A selection of this week’s major stories impacting ESG investors, in five easy pieces.
This week, scientists observed that global warming is turning the world’s oceans green, underlining the urgent need for the shipping industry to set ambitious GHG emission targets.
The deep green sea? – The world’s oceans are changing from blue to green due to climate change, according to a new report from Nature, with researchers deeply concerned that the changing pigmentation of our oceans suggests “we are affecting the ecosystem in a way that we haven’t seen before”. The news certainly brought climate-related risks for our oceans to the fore, yet the International Maritime Organization missed the boat to set a credible path to net zero for the shipping sector. Attempts to impose a levy on GHG emissions from international shipping to fund climate action were delayed after two weeks of talks. And while GHG reduction goals were agreed, they were criticised by environmentalists for being woefully inadequate. All eyes will be turned to Jamaica, where intense negotiations are underway at the International Seabed Authority, as more countries step forward to call for a ban on deep sea mining.
The Beast – US President Joe Biden has been commended for reinstating the US into the Paris Agreement hours after taking office, while his Inflation Reduction Act – which will provide around US$386 billion in energy and climate spending over the next ten years – represents an important step in the transition to clean energy. Sadly, his gas-guzzling limousine – nicknamed ‘the Beast’ – somewhat tarnishes the president’s ESG credentials. The armoured car chauffeured Biden to Windsor Castle for a spot of tea with King Charles, with the two heads of state discussing how best to tackle the climate emergency. However, when the president stopped off for a brief visit to Downing Street, the topic of climate failed to surface, with the conversation dominated by Ukraine and its aspirations for NATO membership – further evidence that suggests the British Prime Minister Rishi Sunak is apathetic about the environment.
War on the world – As global temperatures soar to new highs, scientists and environmentalists are calling for the UN to force militaries to disclose their emissions and put a stop to exemptions that have let one of the largest sources of climate pollution off the hook, with the armed forces accounting for 5.5% of global GHG emission, according to a Scientists for Global Responsibility report. Over the first six months of 2023, environmental groups including Tipping Point North South and The Conflict and Environment Observatory, alongside academics from UK-based universities, have been campaigning to close the so-called ‘military emissions gap’, calling for comprehensive and transparent reporting. The UNFCCC responded to campaigners, stating that there are no concrete plans to amend guidance on military emissions accounting, with attention likely turning to COP28 in Dubai for movement on the issue.

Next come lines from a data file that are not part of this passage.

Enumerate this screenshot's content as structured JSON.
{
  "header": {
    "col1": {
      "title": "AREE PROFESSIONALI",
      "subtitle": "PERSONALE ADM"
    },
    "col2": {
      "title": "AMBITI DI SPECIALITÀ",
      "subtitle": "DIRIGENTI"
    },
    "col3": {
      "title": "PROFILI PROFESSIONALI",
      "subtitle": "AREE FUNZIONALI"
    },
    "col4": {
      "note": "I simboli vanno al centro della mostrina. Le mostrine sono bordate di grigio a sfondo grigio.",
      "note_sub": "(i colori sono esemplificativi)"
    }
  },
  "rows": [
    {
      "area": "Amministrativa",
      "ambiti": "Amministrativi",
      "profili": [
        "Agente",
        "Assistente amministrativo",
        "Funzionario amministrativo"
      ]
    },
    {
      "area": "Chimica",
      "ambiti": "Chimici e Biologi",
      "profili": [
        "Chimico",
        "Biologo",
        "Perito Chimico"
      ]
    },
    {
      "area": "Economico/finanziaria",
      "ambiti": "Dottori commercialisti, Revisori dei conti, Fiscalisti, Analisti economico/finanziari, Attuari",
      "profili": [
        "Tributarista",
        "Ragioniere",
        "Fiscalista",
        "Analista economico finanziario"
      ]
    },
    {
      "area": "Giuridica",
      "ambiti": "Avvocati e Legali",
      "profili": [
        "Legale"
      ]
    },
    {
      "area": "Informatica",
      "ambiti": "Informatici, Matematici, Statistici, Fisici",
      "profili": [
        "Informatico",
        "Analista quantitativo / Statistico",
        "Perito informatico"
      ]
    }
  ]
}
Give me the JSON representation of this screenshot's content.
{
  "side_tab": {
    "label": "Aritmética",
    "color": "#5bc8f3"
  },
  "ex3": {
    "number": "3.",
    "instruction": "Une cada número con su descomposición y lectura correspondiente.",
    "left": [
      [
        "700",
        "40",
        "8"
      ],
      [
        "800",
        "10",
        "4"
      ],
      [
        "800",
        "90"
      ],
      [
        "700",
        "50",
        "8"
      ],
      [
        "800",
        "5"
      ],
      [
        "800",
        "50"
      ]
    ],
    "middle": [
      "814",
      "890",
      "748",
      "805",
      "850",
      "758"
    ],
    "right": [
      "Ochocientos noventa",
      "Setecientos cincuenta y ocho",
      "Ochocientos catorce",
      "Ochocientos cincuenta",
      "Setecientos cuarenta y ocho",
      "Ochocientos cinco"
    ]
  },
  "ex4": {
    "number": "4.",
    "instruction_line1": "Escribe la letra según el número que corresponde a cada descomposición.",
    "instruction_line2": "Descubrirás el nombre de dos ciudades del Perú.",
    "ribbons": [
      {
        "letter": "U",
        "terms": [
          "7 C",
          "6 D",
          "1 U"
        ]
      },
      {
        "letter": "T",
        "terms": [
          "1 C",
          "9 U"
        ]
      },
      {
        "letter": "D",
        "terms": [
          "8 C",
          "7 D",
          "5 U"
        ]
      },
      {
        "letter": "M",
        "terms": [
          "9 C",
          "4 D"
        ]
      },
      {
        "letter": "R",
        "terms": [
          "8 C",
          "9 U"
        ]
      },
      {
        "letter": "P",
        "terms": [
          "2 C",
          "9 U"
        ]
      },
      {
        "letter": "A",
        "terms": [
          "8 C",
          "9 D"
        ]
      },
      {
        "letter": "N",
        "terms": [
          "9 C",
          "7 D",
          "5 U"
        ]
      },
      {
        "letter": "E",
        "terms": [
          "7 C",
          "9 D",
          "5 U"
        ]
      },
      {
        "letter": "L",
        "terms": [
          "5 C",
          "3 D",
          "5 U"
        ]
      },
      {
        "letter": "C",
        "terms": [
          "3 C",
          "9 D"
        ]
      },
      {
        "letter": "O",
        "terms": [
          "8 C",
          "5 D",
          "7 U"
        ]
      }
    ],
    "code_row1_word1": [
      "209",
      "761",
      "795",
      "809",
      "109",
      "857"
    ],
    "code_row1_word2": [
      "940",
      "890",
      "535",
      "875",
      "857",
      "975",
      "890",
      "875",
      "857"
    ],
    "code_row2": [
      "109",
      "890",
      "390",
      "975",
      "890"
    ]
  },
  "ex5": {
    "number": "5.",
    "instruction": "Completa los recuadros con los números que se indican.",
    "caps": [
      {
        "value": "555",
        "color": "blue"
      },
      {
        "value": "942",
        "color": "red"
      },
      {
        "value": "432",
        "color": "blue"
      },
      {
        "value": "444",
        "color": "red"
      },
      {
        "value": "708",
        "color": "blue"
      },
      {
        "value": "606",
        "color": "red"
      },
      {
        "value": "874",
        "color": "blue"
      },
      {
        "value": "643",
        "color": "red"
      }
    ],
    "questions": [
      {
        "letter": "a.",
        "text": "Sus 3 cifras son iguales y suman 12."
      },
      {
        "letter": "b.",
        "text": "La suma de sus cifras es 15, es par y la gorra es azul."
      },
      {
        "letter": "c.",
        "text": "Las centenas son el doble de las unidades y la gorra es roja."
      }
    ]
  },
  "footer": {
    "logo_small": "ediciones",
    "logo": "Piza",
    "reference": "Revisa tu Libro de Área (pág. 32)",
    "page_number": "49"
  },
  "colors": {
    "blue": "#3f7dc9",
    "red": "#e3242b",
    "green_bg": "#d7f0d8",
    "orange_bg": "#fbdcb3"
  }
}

“Investment by edict” – UK Chancellor Jeremy Hunt hopes to unlock approximately £50 billion from pensions funds for investment into high-growth, private companies to boost allocations to green and impact investments. The pledge, made by nine of the UK’s largest DC pension providers, forms part of the so-called Mansion House Reforms. But Charlotte Moore, a UK pensions expert, warned that pension schemes shouldn’t be doing “investment by edict”. Currently, few pension schemes in the UK invest in venture capital due to the high-risk nature of the market. So, while the reforms may offer a potential opportunity to increase allocations to impact investing to address the climate challenge via alternative assets, that capital may well be better placed in UK infrastructure projects across clean energy, water and transport.
Trailblazer – Paul Watchman, a trailblazer in the ESG movement and a pioneering sustainable finance lawyer, has sadly passed away. Watchman lived a life many can only dream of. Playing professional football at Dunfermline and Clyde before becoming a Professor of Law at the University of Aberdeen to special adviser for the UNEPFI. His role in authoring the Freshfields Report for the UN created a legal framework for the integration of ESG issues into institutional investment and he played a pivotal role in wider discussions around the evolution of fiduciary duty. Put simply by Paul Clements-Hunt, former Head of the UNEPFI: “His lifetime of work will never be forgotten.”